I have about half of them already ripped, from an earlier time when the Kindle4PC application was easier to crack. But I still grab new comics from time to time.
whatever1
Your intention doesn’t matter to the shareholders. Straight to jail.
jojobas
Yeah I hope his opsec is good.
boldlybold
This is a beautiful solution to a tedious problem that shouldn't exist in the first place! Great work.
Retr0id
This is a great write-up in terms of content but stylistically it reads like the output of an RLHF'd LLM
ethmarks
It's extra distracting because it doesn't even read like normal LLM prose, but it's close enough to feel off.
The frequent use of bold emphasis, lists, and subject-only rhetorical questions ("Those tiny m3,1 m1,6 m-4,-7 commands? They're micro-MoveTo operations.") are classic LLM-speak, but they're used in such a way that makes me doubt that OP actually used an LLM to write this. I think that OP's natural prose just happens to be stylistically pretty similar to that of an LLM.
It's kind of sad that what were once signs of high effort and dedication (e.g. em-dashes) are now signs of low effort and dishonesty, despite the fact that people still use them in human writing.
layer8
My main peeve with rendering in the Kindle app is that formula-type content (often even minor stuff like x²) is rendered as images that (a) are very low-resolution and (b) don’t invert in dark mode.

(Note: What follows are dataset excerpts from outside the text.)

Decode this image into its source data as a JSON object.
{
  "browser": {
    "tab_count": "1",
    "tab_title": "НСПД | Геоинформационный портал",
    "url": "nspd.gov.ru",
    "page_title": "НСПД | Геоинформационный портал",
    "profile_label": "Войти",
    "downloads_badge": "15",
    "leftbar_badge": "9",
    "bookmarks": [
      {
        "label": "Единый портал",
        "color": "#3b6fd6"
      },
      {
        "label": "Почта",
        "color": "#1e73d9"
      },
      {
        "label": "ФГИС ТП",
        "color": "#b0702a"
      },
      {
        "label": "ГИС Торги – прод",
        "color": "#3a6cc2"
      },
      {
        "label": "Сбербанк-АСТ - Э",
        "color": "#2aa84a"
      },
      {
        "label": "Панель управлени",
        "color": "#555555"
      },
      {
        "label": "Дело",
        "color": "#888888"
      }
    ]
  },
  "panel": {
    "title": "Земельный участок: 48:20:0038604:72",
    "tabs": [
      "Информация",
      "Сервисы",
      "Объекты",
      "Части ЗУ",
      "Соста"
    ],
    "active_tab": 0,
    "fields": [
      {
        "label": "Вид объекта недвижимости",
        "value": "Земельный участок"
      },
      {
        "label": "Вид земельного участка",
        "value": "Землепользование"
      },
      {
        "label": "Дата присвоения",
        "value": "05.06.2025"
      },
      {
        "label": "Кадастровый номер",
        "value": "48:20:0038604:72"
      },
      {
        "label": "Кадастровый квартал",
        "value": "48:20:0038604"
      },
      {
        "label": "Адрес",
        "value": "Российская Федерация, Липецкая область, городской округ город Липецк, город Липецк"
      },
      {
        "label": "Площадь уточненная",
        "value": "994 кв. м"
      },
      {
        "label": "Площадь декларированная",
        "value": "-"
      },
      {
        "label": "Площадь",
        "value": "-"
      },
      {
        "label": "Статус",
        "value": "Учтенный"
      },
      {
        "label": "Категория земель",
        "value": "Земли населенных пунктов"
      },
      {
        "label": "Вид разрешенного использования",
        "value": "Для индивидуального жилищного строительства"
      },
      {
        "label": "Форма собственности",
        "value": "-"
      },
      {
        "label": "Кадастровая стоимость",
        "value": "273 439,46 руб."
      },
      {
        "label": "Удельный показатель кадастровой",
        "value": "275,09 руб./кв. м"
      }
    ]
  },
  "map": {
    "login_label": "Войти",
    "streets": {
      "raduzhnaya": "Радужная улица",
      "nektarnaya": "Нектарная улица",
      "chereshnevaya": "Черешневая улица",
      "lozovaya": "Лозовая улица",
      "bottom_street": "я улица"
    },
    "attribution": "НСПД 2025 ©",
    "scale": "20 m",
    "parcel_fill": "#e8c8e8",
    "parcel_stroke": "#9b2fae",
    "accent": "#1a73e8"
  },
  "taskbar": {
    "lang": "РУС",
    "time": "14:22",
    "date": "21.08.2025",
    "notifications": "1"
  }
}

A second peeve is that in dark mode you can only have gray on black, not white on black.
harshreality
Do the ebooks you're referring to use an image for the ² symbol, rather than css, unicode, or mathjax-generated mathml? A lot of old math books that have been converted from scans do that, for instance, because their OCR was okay at regular text but not good at superscripts, subscripts, or other mathematical symbols.
layer8
They use an image in the Kindle version. I don’t know about other versions, but I assume the PDF version, if any, wouldn’t. These aren’t old books, they are recent nonfiction books from established publishers. They surely don’t use OCR to produce the Kindle version.
sointeresting
I bypassed it by buying a Kobo.
EA-3167
I appreciate the author's work, and they're absolutely right about the Kindle app. I'm with you though, I don't want to fight tooth and nail with Amazon to have the ability to read a book without their lousy app, to back that book up, and otherwise legally and fairly use it. I don't want to reward Amazon for being aggressively anti-consumer by spending money on their site, at least not for this.
bix6
Does Kobo work with the Libby app?
rufo
Even better than a Kindle - library browsing is built-in to the device.
bix6
O wow I love that! So tired of Jeff I think I’ll switch.
shortrounddev2
Yes, my wife uses it all the time
sointeresting
I believe so, haven't tried it myself.
surgical_fire
Likewise, but I went with Pocketbook.
I wish more people would understand that we empower those companies by using their products and services. Avoid when you can and they lose their power.
brendang_sd
I always love a story of anger based (reverse)engineering.
javchz
Spite is an underated productivity tool.
WD-42
I've partaken in some SDD (Spite Driven Development) myself related to the Garmin ecosystem. The problem with it is once you stop caring, the development stops too.
Teknomadix
My new T-shirt
zdw
aka "Hate driven development"
For books only available through Amazon my workflow used to be buying it, downloading it with their desktop app, importing into Calibre, converting to epub and stripping DRM, then pushing it onto my Kobo.
They broke that a while ago by making their DRM even worse, so now I just pirate those books.